A Brain + Teatro GT apresentam, no Teatro Iguatemi, "Uma Noite Dessas". A montagem, com texto e direção de Hamilton Vaz Pereira, fará curta temporada na cidade entre os dias 14 e 23 de julho, sempre de sexta a domingo. Os ingressos custam R$ 90 (inteira) e R$ 45 (meia-entrada).
Fonte / Foto: Ateliê da Notícia
Foto: Divulgação

Deborah Secco comemora 30 anos de carreira com a estreia nacional do monólogo “Uma Noite Dessas”, no Teatro Iguatemi Campinas. O espetáculo, preparado especialmente para a atriz pelo autor e diretor Hamilton Vaz Pereira, será apresentado entre os dias 14 e 23 de julho, às 21h às sextas-feiras, às 21h30 aos sábados e às 19h30 aos domingos. Os ingressos custam R$ 90 (inteira) e R$ 45 (meia-entrada) e podem ser adquiridos na bilheteria do Teatro ou, pela internet, no site www.ingressorapido.com.br.
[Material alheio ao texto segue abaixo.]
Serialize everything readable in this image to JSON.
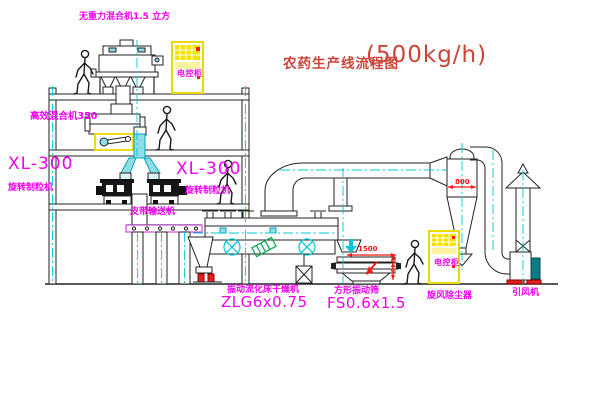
{
  "title": {
    "text": "农药生产线流程图",
    "capacity": "(500kg/h)"
  },
  "labels": {
    "gravity_mixer": "无重力混合机1.5 立方",
    "control_cabinet_1": "电控柜",
    "control_cabinet_2": "电控柜",
    "high_efficiency_mixer": "高效混合机350",
    "granulator_left_model": "XL-300",
    "granulator_left_name": "旋转制粒机",
    "granulator_right_model": "XL-300",
    "granulator_right_name": "旋转制粒机",
    "belt_conveyor": "皮带输送机",
    "dryer_name": "振动流化床干燥机",
    "dryer_model": "ZLG6x0.75",
    "sieve_name": "方形振动筛",
    "sieve_model": "FS0.6x1.5",
    "cyclone_name": "旋风除尘器",
    "fan_name": "引风机"
  },
  "dimensions": {
    "cyclone_inlet_width": "800",
    "sieve_length": "1500",
    "sieve_height": "745"
  },
  "colors": {
    "label_magenta": "#f000f0",
    "title_red": "#cc4438",
    "dimension_red": "#ff1414",
    "cabinet_yellow": "#f2e300",
    "pipe_cyan": "#00c8d7",
    "hatch_green": "#00a550"
  }
}
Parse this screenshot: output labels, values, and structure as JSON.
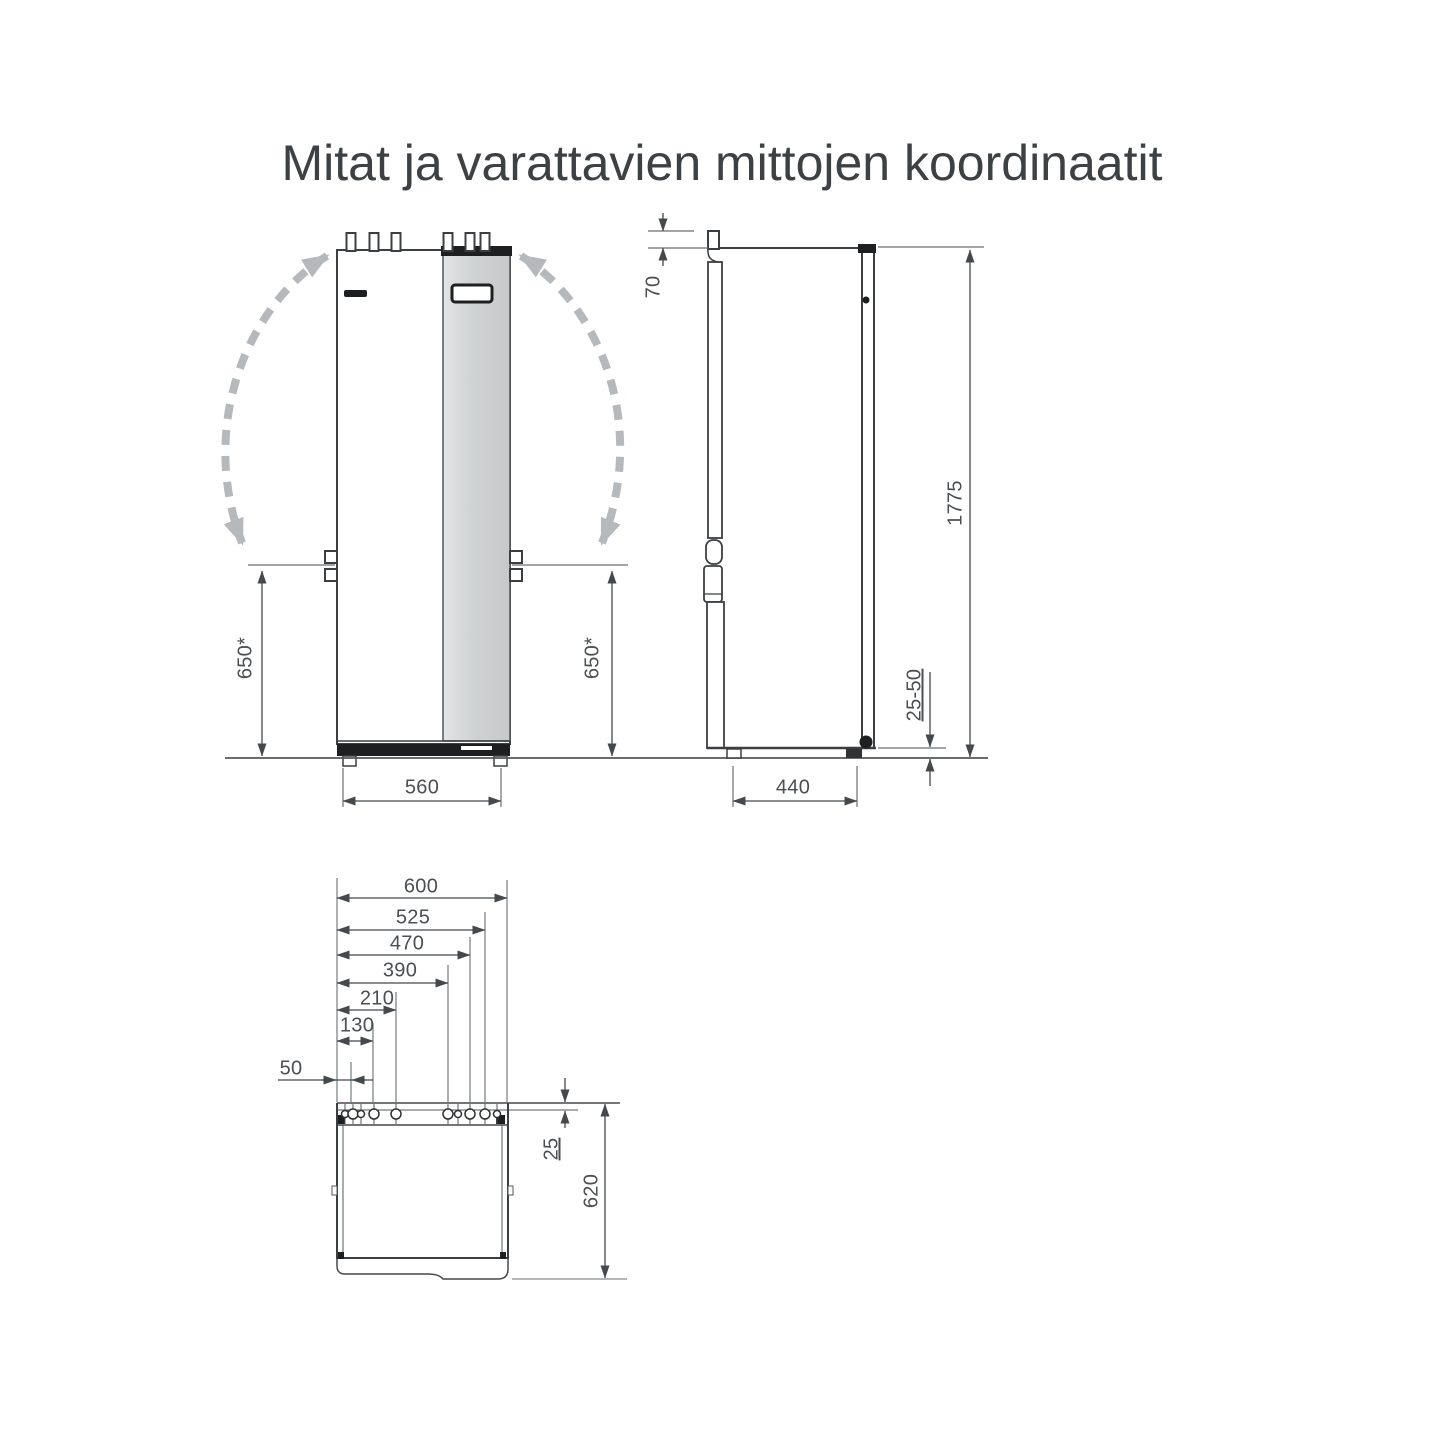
{
  "title": "Mitat ja varattavien mittojen koordinaatit",
  "front_view": {
    "height_left": "650*",
    "height_right": "650*",
    "width": "560"
  },
  "side_view": {
    "pipe_height": "70",
    "total_height": "1775",
    "foot_adjustment": "25-50",
    "depth": "440"
  },
  "top_view": {
    "width_total": "600",
    "pipe_offsets": {
      "p525": "525",
      "p470": "470",
      "p390": "390",
      "p210": "210",
      "p130": "130",
      "p50": "50"
    },
    "pipe_row_offset": "25",
    "depth_total": "620"
  }
}
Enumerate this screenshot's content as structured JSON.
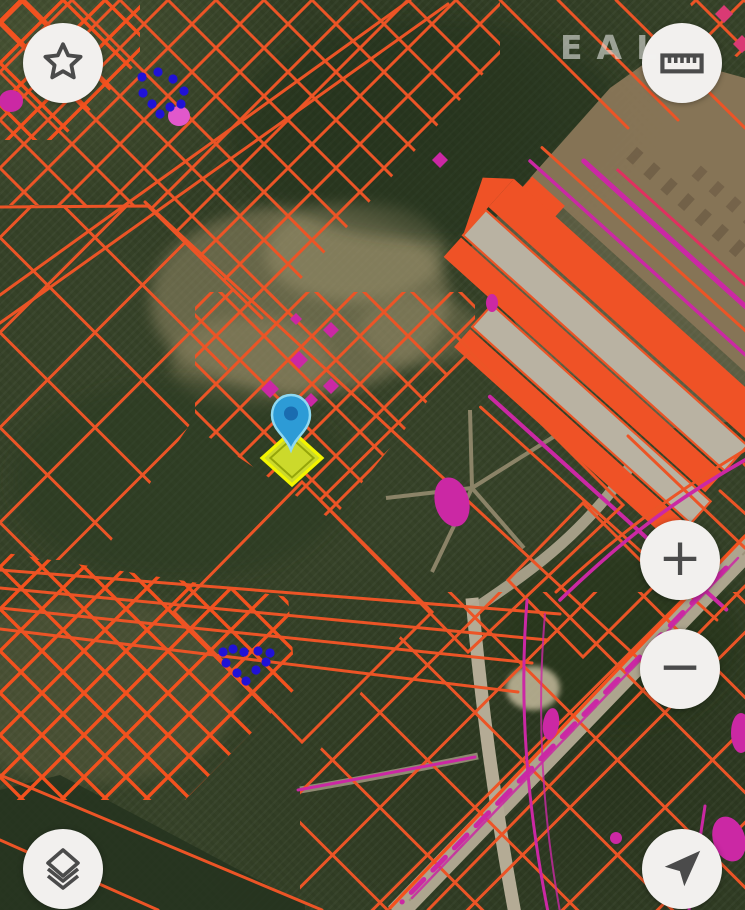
{
  "app": {
    "name": "cadastral-map-view",
    "view": "satellite-with-parcel-overlay"
  },
  "watermark": {
    "text": "EAL"
  },
  "controls": {
    "favorites": {
      "icon": "star-icon"
    },
    "measure": {
      "icon": "ruler-icon"
    },
    "zoom_in": {
      "label": "+"
    },
    "zoom_out": {
      "label": "−"
    },
    "layers": {
      "icon": "layers-icon"
    },
    "compass": {
      "icon": "navigation-arrow-icon"
    }
  },
  "map": {
    "marker": {
      "name": "location-pin",
      "x": 291,
      "y": 450
    },
    "selected_parcel": {
      "shape": "diamond",
      "cx": 292,
      "cy": 458,
      "half_w": 30,
      "half_h": 27
    },
    "vertex_clusters": [
      {
        "id": "north-cluster",
        "points": [
          [
            142,
            77
          ],
          [
            158,
            72
          ],
          [
            173,
            79
          ],
          [
            184,
            91
          ],
          [
            181,
            104
          ],
          [
            170,
            107
          ],
          [
            160,
            114
          ],
          [
            152,
            104
          ],
          [
            143,
            93
          ]
        ]
      },
      {
        "id": "south-cluster",
        "points": [
          [
            223,
            652
          ],
          [
            233,
            649
          ],
          [
            244,
            652
          ],
          [
            258,
            651
          ],
          [
            270,
            653
          ],
          [
            226,
            663
          ],
          [
            237,
            673
          ],
          [
            246,
            681
          ],
          [
            256,
            670
          ],
          [
            266,
            662
          ]
        ]
      }
    ],
    "colors": {
      "parcel-line": "#ec5426",
      "parcel-line-bright": "#f4511e",
      "zone-magenta": "#cb28a4",
      "zone-pink": "#e158cb",
      "building-fill": "#ef5226",
      "building-roof": "#b9b2a2",
      "pin-fill": "#2d9bd6",
      "pin-stroke": "#8fd9f2",
      "pin-hole": "#1a6cb0",
      "selected-fill": "#ccd92b",
      "selected-stroke": "#f2f500",
      "vertex-dot": "#2012d6",
      "button-bg": "#f2f0ee",
      "button-icon": "#4b4b4b"
    }
  }
}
No monólogo, Deborah Secco interpreta uma atriz que decide se fará ou não um espetáculo que retrata uma equipe preparando um musical sobre divas. Como não há uma protagonista para a personagem, ela avalia se aceita ou não o papel. A dúvida da atriz é o espetáculo. “É complexo, não é fácil. O texto é bem humorado, embora seja um tipo de humor bem inteligente e não tão óbvio, que trata de temas atuais como mulheres, feminismo, minorias.”
A complexidade dessa atuação, segundo Deborah, está no fato do espetáculo ser fragmentado em três estórias que se interligam e se completam. Uma é a da atriz que está lendo a peça. A segunda trata da estória da peça que a atriz está lendo. E a terceira é sobre a montagem propriamente dita do espetáculo musical que está sendo feito sobre os mitos femininos de diversas culturas e cujo título é “Desfile das mulheres exemplares”. “Cada espectador poderá dizer que viu um espetáculo diferente, de acordo com a sua percepção”, diz a atriz.
Deborah explica que precisa criar um público imaginário e interpretar, sozinha no palco, mais de 30 personagens em diferentes  época. “Preciso contracenar comigo mesma e dar conta de todos esses personagens imaginários que desfilam nos enredos. É um desafio, mas um presente que ganhei do Hamilton Vaz Pereira, um dos maiores dramaturgos que sempre admirei.”